Carrot & courgette matchsticks: Cut in half crossways. Then cut each half lengthways into slices (½ cm thick) and cut each slice into matchsticks (½ cm).
Brown rice (parboiled): Pour boiling water (3 cups for 4; 1½ cups for 2) into a pot on high heat and add the rice with a pinch of salt. Bring to the boil, cover, turn heat down to low and gently simmer for 18-20 minutes. Drain.
Sauce: Mix together the soy sauce, rice wine vinegar, oyster sauce and sugar.

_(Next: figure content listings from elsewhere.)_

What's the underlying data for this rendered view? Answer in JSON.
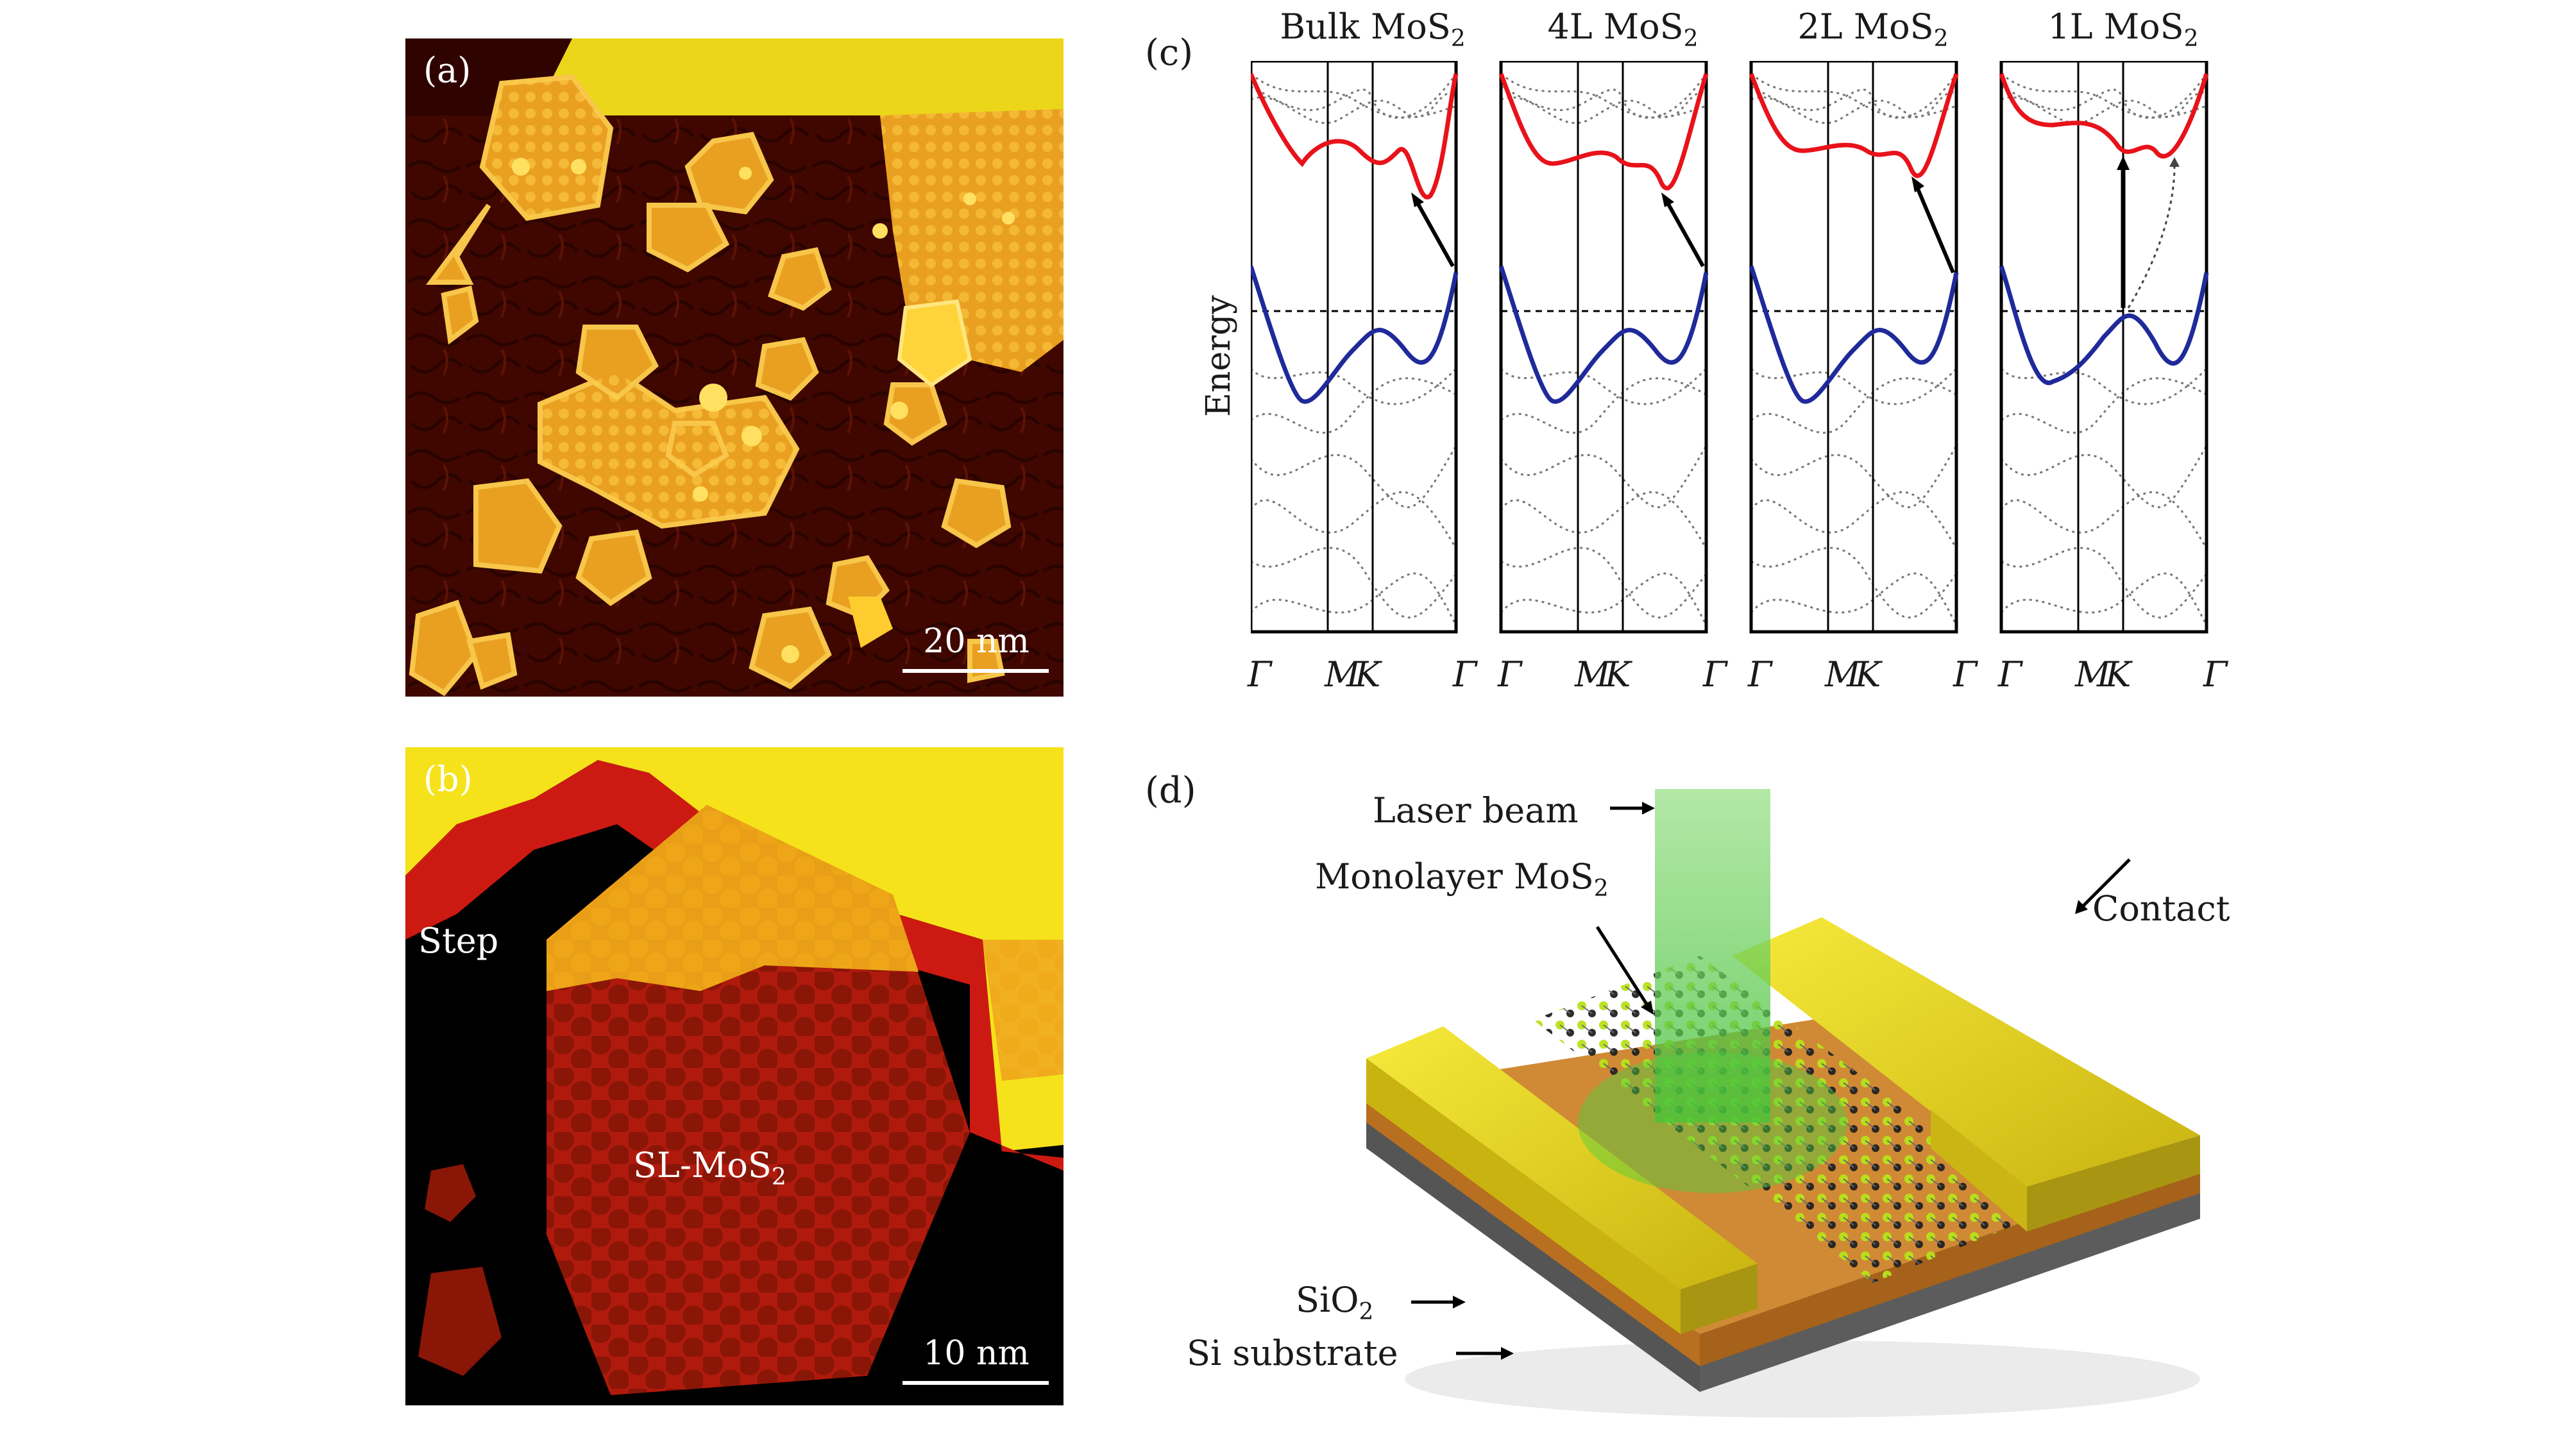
{
  "panels": {
    "a": {
      "label": "(a)",
      "scale_label": "20 nm"
    },
    "b": {
      "label": "(b)",
      "step_label": "Step",
      "island_label_main": "SL-MoS",
      "island_label_sub": "2",
      "scale_label": "10 nm"
    },
    "c": {
      "label": "(c)",
      "y_axis_label": "Energy",
      "band_structures": [
        {
          "title_main": "Bulk MoS",
          "title_sub": "2",
          "kpoints": [
            "Γ",
            "M",
            "K",
            "Γ"
          ]
        },
        {
          "title_main": "4L MoS",
          "title_sub": "2",
          "kpoints": [
            "Γ",
            "M",
            "K",
            "Γ"
          ]
        },
        {
          "title_main": "2L MoS",
          "title_sub": "2",
          "kpoints": [
            "Γ",
            "M",
            "K",
            "Γ"
          ]
        },
        {
          "title_main": "1L MoS",
          "title_sub": "2",
          "kpoints": [
            "Γ",
            "M",
            "K",
            "Γ"
          ]
        }
      ]
    },
    "d": {
      "label": "(d)",
      "laser_label": "Laser beam",
      "monolayer_label_main": "Monolayer MoS",
      "monolayer_label_sub": "2",
      "contact_label": "Contact",
      "sio2_label_main": "SiO",
      "sio2_label_sub": "2",
      "si_label": "Si substrate"
    }
  },
  "colors": {
    "conduction_band": "#e8121b",
    "valence_band": "#1f2a9a",
    "stm_dark": "#3a0500",
    "stm_bright": "#f3b020",
    "gold_contact": "#e6d21a",
    "laser": "#7fd36a"
  }
}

Ginger: Place a pan on medium-high heat and drizzle in the peanut oil. Add the ginger and sauté for 1 minute until lightly golden. Remove and set aside.
Gammon: Remove any large pieces of fat (optional). Using the same pan, on medium-high heat, add the gammon and cook for 4-5 minutes until golden and cooked through. Remove and set aside.
Veggie stir-fry: Using the same pan, turn the heat up to high, add the carrots, courgettes and pak choi stalks and cook for 3 minutes. Add the pak choi leaves, gammon and HALF the sauce and sauté for 2 minutes until the leaves have wilted.
Serve by mixing the REST of the sauce through the rice, top with the veggie and gammon stir-fry, ginger and coriander leaves. Drizzle with sesame oil.